Иван раскрыл над головой девушки черный зонт и неловко мялся рядом. Она молчала, словно бы дождь смывал с языка все слова, которые хотели вырваться изо рта. Ей бы и хотелось крикнуть ему: «Спасибо! Вы необычайно добры!», но язык отсох.

Однако глазам не запретишь украдкой поглядывать на незнакомца. Высокий, подтянутый, под строгим кроем пиджака соблазнительно играют мышцы, черные волосы в идеальном порядке. Лицо заслуживает отдельного рукоплескания мастерице-природе: волевое, с яркими глазами-нефритами, нос с горбинкой, добавляющей пикантности его мужественной внешности.

— А вы почему под дождем стоите? Или, может, вам нравится мокнуть? — вывел ее из кажущейся ему задумчивости Иван.

— Нет, — улыбнулась она. — Просто сестра зашла к отцу в офис, а до этого мы пытались ходить по магазинам… Вот, жду ее.

Ему почудилось, или у нее голос на секунду натянулся, словно готовая лопнуть струна гитары, при упоминании сестры?

— Дарина! — крикнула его новая знакомая и помахала девушке в дверях бизнес-центра.

— Прости, Ирочка, что оставила тебя под дождем! — залепетала та. — Спасибо за помощь, — это уже было адресовано Ивану.

Ирина хотела что-то сказать незнакомцу, хотя бы имя узнать, но сестра так быстро затолкала ее в машину, что она и подумать не успела, что бы такого ему сказать. Волков проводил лоснящийся роскошью внедорожник и побежал по лужам, не заботясь о чистоте брюк, на судьбоносную встречу.

Секретарь пропустила его к Анатолию Викторовичу, но окинула жалостливым взглядом, будто бы ей была известна его трагичная, без проблесков удачи и благословления высших сил, судьба. Иван не счел нужным расшифровывать этот знак, но и его, как и дождь, он посчитал дурным.

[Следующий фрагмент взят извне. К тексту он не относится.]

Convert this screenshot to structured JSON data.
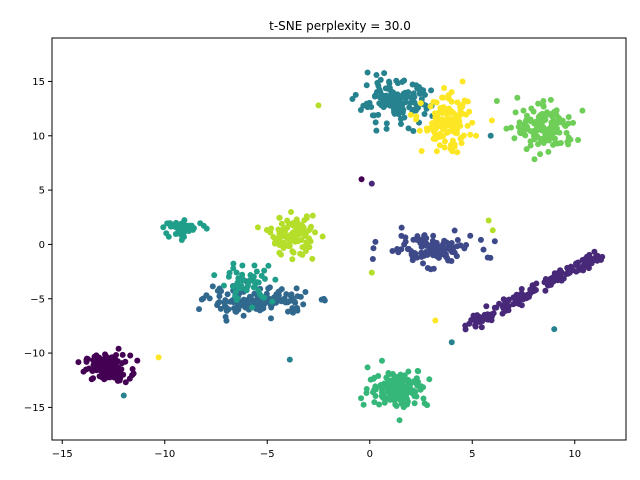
{
  "chart_data": {
    "type": "scatter",
    "title": "t-SNE perplexity = 30.0",
    "xlabel": "",
    "ylabel": "",
    "xlim": [
      -15.5,
      12.5
    ],
    "ylim": [
      -18,
      19
    ],
    "xticks": [
      -15,
      -10,
      -5,
      0,
      5,
      10
    ],
    "yticks": [
      -15,
      -10,
      -5,
      0,
      5,
      10,
      15
    ],
    "grid": false,
    "legend": "none",
    "marker_size": 3,
    "clusters": [
      {
        "color": "#440154",
        "center": [
          -12.8,
          -11.4
        ],
        "spread": [
          1.0,
          1.1
        ],
        "n": 120
      },
      {
        "color": "#482878",
        "center": [
          8.0,
          -4.1
        ],
        "spread": [
          4.0,
          0.28
        ],
        "n": 160,
        "shape": "line",
        "end_a": [
          4.8,
          -7.5
        ],
        "end_b": [
          11.2,
          -1.0
        ]
      },
      {
        "color": "#3e4989",
        "center": [
          2.9,
          -0.4
        ],
        "spread": [
          2.0,
          1.3
        ],
        "n": 110
      },
      {
        "color": "#31688e",
        "center": [
          -5.5,
          -5.2
        ],
        "spread": [
          2.3,
          1.1
        ],
        "n": 150
      },
      {
        "color": "#26828e",
        "center": [
          1.2,
          13.0
        ],
        "spread": [
          1.6,
          1.8
        ],
        "n": 140
      },
      {
        "color": "#1f9e89",
        "center": [
          -9.0,
          1.5
        ],
        "spread": [
          0.9,
          0.6
        ],
        "n": 40
      },
      {
        "color": "#1f9e89",
        "center": [
          -6.0,
          -3.5
        ],
        "spread": [
          1.2,
          1.6
        ],
        "n": 50
      },
      {
        "color": "#35b779",
        "center": [
          1.4,
          -13.2
        ],
        "spread": [
          1.3,
          1.6
        ],
        "n": 150
      },
      {
        "color": "#6ece58",
        "center": [
          8.6,
          10.6
        ],
        "spread": [
          1.3,
          1.8
        ],
        "n": 140
      },
      {
        "color": "#b5de2b",
        "center": [
          -3.8,
          0.8
        ],
        "spread": [
          1.0,
          1.6
        ],
        "n": 110
      },
      {
        "color": "#fde725",
        "center": [
          3.8,
          11.0
        ],
        "spread": [
          1.1,
          2.2
        ],
        "n": 130
      }
    ],
    "scattered_points": [
      {
        "x": -0.4,
        "y": 6.0,
        "color": "#440154"
      },
      {
        "x": 0.1,
        "y": 5.6,
        "color": "#482878"
      },
      {
        "x": -2.5,
        "y": 12.8,
        "color": "#b5de2b"
      },
      {
        "x": 5.8,
        "y": 2.2,
        "color": "#b5de2b"
      },
      {
        "x": 6.0,
        "y": 1.3,
        "color": "#b5de2b"
      },
      {
        "x": 4.0,
        "y": -9.0,
        "color": "#26828e"
      },
      {
        "x": -3.9,
        "y": -10.6,
        "color": "#26828e"
      },
      {
        "x": 0.1,
        "y": -2.6,
        "color": "#b5de2b"
      },
      {
        "x": -10.3,
        "y": -10.4,
        "color": "#fde725"
      },
      {
        "x": -12.0,
        "y": -13.9,
        "color": "#26828e"
      },
      {
        "x": 9.0,
        "y": -7.8,
        "color": "#26828e"
      },
      {
        "x": 7.2,
        "y": 13.5,
        "color": "#6ece58"
      },
      {
        "x": 6.2,
        "y": 13.2,
        "color": "#6ece58"
      },
      {
        "x": 3.2,
        "y": -7.0,
        "color": "#fde725"
      },
      {
        "x": 5.9,
        "y": 10.0,
        "color": "#26828e"
      }
    ]
  }
}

И не зря. Его даже слушать не стали.

― Сегодня вы опоздали на собеседование, а завтра и послезавтра опоздаете на объект. Я должен терять из-за вашей безалаберности деньги? ― спросил солидный мужчина в возрасте и в явно сшитом на заказ костюме.

― Нет, конечно. Такого не повторится впредь, я клянусь.

Дыхание сбилось и вырывалось рваными выдохами из его рта, сердце штурмовало грудную клетку, надеясь выпрыгнуть из нее и ускакать куда-нибудь, нервно колотясь от напряжения.

― Ваши клятвы мне ни к чему, мы не у алтаря стоим. Вы свободны, господин Волков.

― Но…

Что он хотел сказать, Волков и сам не понял. О девушке, над которой он держал зонт на улице? О его глупом добросердечии? Иван развернулся и покинул кабинет, у порога которого осталась смердящая кучка его умерших надежд.

А разве бывает добросердечие глупым? Нет! Он был в этом уверен. Отмотайте время назад, ничего не изменится. Лучше помочь несчастной девушке, имеющей все шансы усложнить свое и без того не завидное положение простудой, чем выслужиться перед каким-то толстосумом. И пусть это сто двадцать тысяч в месяц. Быть человеком важнее.

Над самой крышей бизнес-центра раскинулась яркая шалунья-радуга, которая показывала свое пестрое лицо после ненастья, словно бы говоря: «Эй, прохожий, подними свой понурый нос в этот день непогожий! После дождя всегда выходит солнце. Таков закон природы».

«А природа совсем не любит посмеяться над тобой», ― с такой мыслью Волков завел двигатель своего автомобиля и снова направился в Терехово, обратно в родные места, опять ни с чем.


2


У людей теперь нет времени друг на друга.

Рэй Брэдбери


Из-за темных штор доносится лишь легкое постукивание дождя по крышам. Он будто бы носится по ним, как мальчишка-сорванец, спасаясь бегством, заметая следы своих преступлений. Он смывает грязными разводами пыль с дорог после жаркого лета, собирает опадающую листву в разноцветные вихри и уносит прочь. Далеко. До следующего лета.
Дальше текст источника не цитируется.